Peur, car le jour où ça arrive, on ne peut pratiquement rien faire. C’est soudain, furtif, juste le temps de comprendre ce qui se passe et très souvent, il est déjà trop tard, les distances de freinage sont tellement longues.

Et le traumatisme subi par le conducteur est énorme. Certains s’en remettent difficilement, d’autres remontent rapidement sur un train. Il y a ceux qui ont eu la malchance d’en avoir presque une dizaine. D’autres, aucun.

Moi, j’ai eu de la chance, pour le moment. (je touche du bois)! Cela dit, au métro, il y a quelques années, ça aurait pu mal tourner. J’arrivais à la station Père-Lachaise, en direction de Gallieni (ligne 3). L’inter-station précédente comportait une «rampe», c’est à dire que la voie montait de plusieurs mètres de dénivelé.

Arrivé à l’entrée de la station, j’ai vu une femme se jeter sur les voies en plongeant littéralement. Elle se trouvait plutôt en «tête du quai», dans le premier tiers.

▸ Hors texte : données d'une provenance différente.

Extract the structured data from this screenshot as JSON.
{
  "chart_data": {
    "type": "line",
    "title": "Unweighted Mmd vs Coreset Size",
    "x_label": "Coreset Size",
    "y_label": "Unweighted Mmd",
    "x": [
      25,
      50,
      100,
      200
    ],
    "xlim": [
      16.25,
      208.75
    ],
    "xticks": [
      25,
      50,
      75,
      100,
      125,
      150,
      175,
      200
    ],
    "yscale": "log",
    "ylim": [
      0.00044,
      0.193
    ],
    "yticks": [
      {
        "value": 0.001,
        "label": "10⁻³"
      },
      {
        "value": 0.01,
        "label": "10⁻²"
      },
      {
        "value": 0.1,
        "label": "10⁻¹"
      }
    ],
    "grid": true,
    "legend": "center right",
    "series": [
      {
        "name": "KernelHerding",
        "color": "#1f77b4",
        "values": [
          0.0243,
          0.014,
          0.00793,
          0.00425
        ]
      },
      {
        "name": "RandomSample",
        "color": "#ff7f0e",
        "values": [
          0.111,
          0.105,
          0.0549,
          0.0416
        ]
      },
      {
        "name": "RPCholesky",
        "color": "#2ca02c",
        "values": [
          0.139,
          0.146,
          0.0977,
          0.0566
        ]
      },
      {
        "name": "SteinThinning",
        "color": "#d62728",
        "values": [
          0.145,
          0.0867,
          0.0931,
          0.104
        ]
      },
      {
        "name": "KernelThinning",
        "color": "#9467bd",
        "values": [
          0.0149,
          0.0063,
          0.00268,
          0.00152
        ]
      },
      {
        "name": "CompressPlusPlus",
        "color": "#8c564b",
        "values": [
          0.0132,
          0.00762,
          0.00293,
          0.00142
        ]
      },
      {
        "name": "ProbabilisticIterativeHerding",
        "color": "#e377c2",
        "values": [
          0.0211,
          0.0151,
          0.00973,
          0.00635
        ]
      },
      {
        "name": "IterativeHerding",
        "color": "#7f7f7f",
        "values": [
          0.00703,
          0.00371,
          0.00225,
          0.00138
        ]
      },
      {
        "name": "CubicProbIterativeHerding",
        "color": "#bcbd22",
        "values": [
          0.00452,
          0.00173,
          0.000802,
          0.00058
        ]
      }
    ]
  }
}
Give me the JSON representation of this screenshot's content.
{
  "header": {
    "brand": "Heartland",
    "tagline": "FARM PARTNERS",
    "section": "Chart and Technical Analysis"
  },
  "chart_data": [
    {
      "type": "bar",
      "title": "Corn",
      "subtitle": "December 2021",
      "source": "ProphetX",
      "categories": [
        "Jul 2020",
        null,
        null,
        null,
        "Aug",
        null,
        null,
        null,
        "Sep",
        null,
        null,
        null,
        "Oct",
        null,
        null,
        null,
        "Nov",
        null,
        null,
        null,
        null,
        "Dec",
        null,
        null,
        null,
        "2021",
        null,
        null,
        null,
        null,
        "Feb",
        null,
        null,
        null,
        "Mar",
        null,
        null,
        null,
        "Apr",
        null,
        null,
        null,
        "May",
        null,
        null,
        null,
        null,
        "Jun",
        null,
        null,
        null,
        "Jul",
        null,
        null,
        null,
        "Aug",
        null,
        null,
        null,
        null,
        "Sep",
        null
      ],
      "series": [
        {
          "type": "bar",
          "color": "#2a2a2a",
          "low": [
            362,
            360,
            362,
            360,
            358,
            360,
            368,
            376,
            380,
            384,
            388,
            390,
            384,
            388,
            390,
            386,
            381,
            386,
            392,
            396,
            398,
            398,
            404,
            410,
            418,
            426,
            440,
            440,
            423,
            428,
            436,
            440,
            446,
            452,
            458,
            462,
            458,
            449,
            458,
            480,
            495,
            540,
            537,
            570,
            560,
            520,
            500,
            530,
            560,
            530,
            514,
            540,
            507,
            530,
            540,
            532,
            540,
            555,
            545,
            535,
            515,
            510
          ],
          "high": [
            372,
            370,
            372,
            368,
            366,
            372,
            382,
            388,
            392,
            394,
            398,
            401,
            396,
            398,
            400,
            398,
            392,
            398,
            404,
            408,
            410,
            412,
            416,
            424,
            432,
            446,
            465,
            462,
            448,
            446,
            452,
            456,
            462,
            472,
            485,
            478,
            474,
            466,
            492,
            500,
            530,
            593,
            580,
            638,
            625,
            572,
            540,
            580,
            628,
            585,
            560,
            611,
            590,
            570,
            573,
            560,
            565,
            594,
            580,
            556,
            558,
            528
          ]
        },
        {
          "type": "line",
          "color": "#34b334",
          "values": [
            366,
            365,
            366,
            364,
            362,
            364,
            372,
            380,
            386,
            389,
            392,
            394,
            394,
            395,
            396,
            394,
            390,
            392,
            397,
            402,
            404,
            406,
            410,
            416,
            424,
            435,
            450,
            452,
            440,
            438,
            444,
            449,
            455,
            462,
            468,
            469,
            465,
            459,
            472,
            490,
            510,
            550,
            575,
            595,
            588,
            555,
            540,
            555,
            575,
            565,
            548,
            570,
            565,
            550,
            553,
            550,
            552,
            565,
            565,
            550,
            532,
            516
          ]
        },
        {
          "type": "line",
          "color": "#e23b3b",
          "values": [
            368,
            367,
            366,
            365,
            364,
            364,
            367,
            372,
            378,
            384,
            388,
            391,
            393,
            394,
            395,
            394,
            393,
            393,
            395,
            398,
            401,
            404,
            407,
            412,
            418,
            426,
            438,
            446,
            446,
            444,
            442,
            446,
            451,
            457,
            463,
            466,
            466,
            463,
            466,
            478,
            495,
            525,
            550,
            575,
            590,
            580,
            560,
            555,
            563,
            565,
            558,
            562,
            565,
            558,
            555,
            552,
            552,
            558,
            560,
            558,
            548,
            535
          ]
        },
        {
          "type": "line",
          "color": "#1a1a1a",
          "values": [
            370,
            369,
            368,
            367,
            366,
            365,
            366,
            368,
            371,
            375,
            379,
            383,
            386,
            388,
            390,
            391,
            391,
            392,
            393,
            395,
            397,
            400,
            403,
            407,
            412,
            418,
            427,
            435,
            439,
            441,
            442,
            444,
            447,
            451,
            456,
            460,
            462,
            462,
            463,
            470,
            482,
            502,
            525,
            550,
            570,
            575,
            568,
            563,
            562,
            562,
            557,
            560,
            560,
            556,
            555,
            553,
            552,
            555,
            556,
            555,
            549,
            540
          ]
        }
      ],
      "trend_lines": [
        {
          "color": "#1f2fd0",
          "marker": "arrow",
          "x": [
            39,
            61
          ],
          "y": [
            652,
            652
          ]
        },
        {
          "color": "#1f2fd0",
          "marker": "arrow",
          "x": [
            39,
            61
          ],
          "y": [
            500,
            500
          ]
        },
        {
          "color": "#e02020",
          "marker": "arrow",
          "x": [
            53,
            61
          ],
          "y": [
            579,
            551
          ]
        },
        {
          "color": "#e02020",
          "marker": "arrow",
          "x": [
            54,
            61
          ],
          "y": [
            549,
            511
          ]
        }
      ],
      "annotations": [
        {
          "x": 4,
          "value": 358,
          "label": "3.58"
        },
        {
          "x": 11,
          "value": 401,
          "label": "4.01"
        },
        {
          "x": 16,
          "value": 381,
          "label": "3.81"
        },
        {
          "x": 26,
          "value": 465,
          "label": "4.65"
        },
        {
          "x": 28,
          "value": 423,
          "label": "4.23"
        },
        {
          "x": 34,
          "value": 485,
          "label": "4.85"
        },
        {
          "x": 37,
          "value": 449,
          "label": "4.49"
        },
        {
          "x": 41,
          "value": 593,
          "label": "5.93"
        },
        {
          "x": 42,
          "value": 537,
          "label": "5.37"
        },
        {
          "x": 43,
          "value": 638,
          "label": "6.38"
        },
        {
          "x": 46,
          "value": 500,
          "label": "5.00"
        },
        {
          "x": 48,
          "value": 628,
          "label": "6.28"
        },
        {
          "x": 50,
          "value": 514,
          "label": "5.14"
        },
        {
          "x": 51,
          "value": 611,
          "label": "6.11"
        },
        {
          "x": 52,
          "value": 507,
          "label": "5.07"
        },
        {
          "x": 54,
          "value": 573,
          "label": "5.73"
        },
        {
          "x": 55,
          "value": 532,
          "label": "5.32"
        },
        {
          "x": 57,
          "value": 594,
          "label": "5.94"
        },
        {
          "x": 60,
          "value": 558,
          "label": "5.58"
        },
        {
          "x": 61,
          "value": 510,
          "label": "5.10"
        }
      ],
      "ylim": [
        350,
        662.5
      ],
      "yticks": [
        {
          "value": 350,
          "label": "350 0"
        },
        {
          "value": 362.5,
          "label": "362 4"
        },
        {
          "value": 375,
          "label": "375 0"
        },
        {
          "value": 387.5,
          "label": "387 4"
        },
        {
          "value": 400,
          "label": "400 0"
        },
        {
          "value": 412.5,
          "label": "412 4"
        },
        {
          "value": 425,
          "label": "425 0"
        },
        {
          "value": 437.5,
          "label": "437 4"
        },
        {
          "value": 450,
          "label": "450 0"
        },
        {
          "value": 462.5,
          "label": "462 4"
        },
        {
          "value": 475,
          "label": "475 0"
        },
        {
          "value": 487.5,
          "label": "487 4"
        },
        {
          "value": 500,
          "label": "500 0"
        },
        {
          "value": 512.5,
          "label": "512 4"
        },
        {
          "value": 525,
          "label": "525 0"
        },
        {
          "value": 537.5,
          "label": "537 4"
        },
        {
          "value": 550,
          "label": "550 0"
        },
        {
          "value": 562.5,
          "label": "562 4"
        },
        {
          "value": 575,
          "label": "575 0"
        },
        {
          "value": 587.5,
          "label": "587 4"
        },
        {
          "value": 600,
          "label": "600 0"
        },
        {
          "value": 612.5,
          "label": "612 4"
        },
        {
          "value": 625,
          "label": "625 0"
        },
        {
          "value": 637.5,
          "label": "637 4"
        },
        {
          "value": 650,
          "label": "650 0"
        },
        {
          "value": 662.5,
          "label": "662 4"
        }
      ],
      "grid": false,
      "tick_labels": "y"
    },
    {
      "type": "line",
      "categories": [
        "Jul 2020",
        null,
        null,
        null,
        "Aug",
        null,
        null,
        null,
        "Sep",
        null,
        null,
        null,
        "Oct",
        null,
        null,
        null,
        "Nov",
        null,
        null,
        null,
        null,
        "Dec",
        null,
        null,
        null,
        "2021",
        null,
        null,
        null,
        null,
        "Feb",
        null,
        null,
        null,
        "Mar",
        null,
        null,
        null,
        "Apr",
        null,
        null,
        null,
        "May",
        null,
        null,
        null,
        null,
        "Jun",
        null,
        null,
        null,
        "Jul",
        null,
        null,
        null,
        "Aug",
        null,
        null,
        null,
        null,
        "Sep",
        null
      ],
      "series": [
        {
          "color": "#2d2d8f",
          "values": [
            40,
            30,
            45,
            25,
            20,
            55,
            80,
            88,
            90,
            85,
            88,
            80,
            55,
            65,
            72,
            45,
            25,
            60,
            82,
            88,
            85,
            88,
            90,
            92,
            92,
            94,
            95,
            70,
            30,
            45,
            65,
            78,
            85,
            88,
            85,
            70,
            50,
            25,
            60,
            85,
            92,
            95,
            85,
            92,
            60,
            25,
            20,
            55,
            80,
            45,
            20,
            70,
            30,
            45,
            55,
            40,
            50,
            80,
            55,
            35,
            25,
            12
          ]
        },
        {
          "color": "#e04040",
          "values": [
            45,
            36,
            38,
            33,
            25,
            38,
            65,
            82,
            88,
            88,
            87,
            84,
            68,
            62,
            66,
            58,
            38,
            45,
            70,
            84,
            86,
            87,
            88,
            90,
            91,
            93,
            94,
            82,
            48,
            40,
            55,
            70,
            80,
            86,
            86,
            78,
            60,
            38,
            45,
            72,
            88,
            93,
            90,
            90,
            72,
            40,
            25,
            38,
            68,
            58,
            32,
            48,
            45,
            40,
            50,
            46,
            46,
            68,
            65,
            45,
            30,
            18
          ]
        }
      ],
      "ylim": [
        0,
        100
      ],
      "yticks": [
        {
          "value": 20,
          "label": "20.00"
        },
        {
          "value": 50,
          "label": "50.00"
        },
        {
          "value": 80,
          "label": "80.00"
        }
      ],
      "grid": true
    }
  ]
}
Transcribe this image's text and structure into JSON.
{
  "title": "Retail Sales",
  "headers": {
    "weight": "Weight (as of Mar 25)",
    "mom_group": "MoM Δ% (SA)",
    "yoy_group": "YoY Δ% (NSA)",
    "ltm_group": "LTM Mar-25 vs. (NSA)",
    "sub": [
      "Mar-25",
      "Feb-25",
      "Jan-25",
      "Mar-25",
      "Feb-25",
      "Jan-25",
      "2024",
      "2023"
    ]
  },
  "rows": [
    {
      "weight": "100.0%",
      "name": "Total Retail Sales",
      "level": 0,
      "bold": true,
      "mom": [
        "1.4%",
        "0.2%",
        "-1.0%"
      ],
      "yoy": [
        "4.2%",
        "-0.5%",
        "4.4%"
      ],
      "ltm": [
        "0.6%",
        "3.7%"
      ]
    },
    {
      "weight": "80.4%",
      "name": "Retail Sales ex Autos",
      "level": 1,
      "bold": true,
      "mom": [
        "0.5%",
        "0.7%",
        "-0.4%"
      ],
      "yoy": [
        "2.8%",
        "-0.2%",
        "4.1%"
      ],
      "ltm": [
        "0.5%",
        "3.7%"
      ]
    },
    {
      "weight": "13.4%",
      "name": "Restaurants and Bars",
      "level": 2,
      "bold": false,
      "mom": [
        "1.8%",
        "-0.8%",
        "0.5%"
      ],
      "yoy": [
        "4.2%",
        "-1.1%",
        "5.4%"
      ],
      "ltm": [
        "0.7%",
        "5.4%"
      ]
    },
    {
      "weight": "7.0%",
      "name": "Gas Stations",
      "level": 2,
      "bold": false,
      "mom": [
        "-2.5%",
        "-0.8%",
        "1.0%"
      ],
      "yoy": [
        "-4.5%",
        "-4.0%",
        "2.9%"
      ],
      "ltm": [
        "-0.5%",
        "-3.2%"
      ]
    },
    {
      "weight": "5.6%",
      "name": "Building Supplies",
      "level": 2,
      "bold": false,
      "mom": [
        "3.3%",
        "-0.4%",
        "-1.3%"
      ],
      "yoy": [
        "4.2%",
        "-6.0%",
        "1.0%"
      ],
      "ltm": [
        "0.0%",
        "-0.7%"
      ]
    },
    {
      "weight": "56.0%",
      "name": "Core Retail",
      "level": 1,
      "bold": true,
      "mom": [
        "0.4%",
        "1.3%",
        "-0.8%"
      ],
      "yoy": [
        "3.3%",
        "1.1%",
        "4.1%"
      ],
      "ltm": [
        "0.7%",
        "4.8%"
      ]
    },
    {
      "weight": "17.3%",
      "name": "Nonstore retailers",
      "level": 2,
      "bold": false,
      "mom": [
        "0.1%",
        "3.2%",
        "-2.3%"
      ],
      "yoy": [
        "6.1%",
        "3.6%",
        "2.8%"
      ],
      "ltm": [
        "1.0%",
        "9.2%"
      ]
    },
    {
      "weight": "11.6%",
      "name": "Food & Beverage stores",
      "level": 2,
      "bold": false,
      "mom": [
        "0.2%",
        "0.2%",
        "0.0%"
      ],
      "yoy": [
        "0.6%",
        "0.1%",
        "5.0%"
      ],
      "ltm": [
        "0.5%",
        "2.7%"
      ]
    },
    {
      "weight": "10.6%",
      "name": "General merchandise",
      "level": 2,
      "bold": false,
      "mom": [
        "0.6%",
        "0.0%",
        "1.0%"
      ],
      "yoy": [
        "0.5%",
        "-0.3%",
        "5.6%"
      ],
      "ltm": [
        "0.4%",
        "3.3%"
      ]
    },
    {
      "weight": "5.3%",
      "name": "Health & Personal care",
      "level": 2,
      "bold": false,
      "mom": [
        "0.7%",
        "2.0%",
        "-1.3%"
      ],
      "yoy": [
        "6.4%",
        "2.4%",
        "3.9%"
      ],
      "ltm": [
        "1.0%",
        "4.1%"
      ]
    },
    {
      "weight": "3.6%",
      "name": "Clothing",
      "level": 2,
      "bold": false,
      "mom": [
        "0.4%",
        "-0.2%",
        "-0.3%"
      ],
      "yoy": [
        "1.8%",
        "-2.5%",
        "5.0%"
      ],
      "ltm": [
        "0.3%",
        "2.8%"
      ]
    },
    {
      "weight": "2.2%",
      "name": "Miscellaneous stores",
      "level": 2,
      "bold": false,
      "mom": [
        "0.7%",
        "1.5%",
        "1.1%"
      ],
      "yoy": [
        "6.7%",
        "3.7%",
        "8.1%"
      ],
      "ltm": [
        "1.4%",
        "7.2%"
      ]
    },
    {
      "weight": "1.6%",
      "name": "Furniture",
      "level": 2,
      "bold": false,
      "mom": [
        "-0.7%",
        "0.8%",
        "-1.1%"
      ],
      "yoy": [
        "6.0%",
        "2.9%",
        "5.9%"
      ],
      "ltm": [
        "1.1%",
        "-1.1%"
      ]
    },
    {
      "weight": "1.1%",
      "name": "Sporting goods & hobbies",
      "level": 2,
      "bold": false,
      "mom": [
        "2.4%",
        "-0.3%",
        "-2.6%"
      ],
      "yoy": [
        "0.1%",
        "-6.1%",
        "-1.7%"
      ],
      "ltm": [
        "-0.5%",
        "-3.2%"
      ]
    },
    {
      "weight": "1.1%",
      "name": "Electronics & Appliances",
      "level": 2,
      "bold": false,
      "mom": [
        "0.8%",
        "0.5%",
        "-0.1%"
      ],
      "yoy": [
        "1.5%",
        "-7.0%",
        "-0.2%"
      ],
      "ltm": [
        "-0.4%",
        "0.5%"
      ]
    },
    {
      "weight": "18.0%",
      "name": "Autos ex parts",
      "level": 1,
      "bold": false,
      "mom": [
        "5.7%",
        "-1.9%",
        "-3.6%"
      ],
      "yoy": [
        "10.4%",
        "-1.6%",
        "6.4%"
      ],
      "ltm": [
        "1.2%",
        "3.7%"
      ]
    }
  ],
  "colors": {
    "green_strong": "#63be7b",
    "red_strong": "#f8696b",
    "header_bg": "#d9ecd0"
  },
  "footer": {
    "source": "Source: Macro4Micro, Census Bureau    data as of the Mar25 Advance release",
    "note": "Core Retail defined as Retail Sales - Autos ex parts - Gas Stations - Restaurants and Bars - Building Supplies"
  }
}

J’ai aussitôt effectué un freinage d’urgence, en activant les sablières (un dispositif mécanique dépose du sable entre la roue en fer et les rails, accentuant le freinage).

Puis j’ai demandé la coupure de courant, car au métro, le courant (750 volts) est capté par l’intermédiaire d’un rail de traction, situé au sol (en général entre les deux voies). Ce qui peut générer une deuxième source de danger. Ces gestes sont des procédures d’urgence qui deviennent des réflexes.

À ce moment, rien d’autre à faire que d’attendre que le train s’arrête. Et lorsque vous êtes acteurs de la scène, celle-ci dure longtemps, très longtemps. Je l’ai vue au ralenti. Une fois arrêté, je ne voyais plus la femme. Elle se trouvait quelque part sous l’avant du train… J’ai alors serré le frein à main, fait une rapide annonce car le train n’était pas entièrement à quai, les portes étaient fermées.

Puis Je suis descendu sur le quai.

Là, j’ai tout de suite vu qu’elle n’avait pas été touchée. Le train s’était arrêté à environ 40 cm… Les voyageurs à quai étaient tétanisés, immobiles, médusés. Un homme m’a proposé de l’aide. Je l’ai remercié mais je gérais les choses.

Je dirais maintenant que j’agissais par automatisme, les réflexes étant conditionnés, de par notre formation. Je suis descendu voir la dame après avoir demandé les secours. Elle était silencieuse, immobile mais consciente.

Une fois évacuée, le courant remis, j’ai avancé le train jusqu’au point d’arrêt normal.

Puis j’ai compris… Elle avait eu de la chance, moi aussi… Et si… si…. si…. On se refait la scène, 40 cm plus loin ou dans une station en descente… J’ai été accompagné par un agent de maîtrise jusqu’à Gallieni où j’ai été relevé de mon service pour me permettre de souffler.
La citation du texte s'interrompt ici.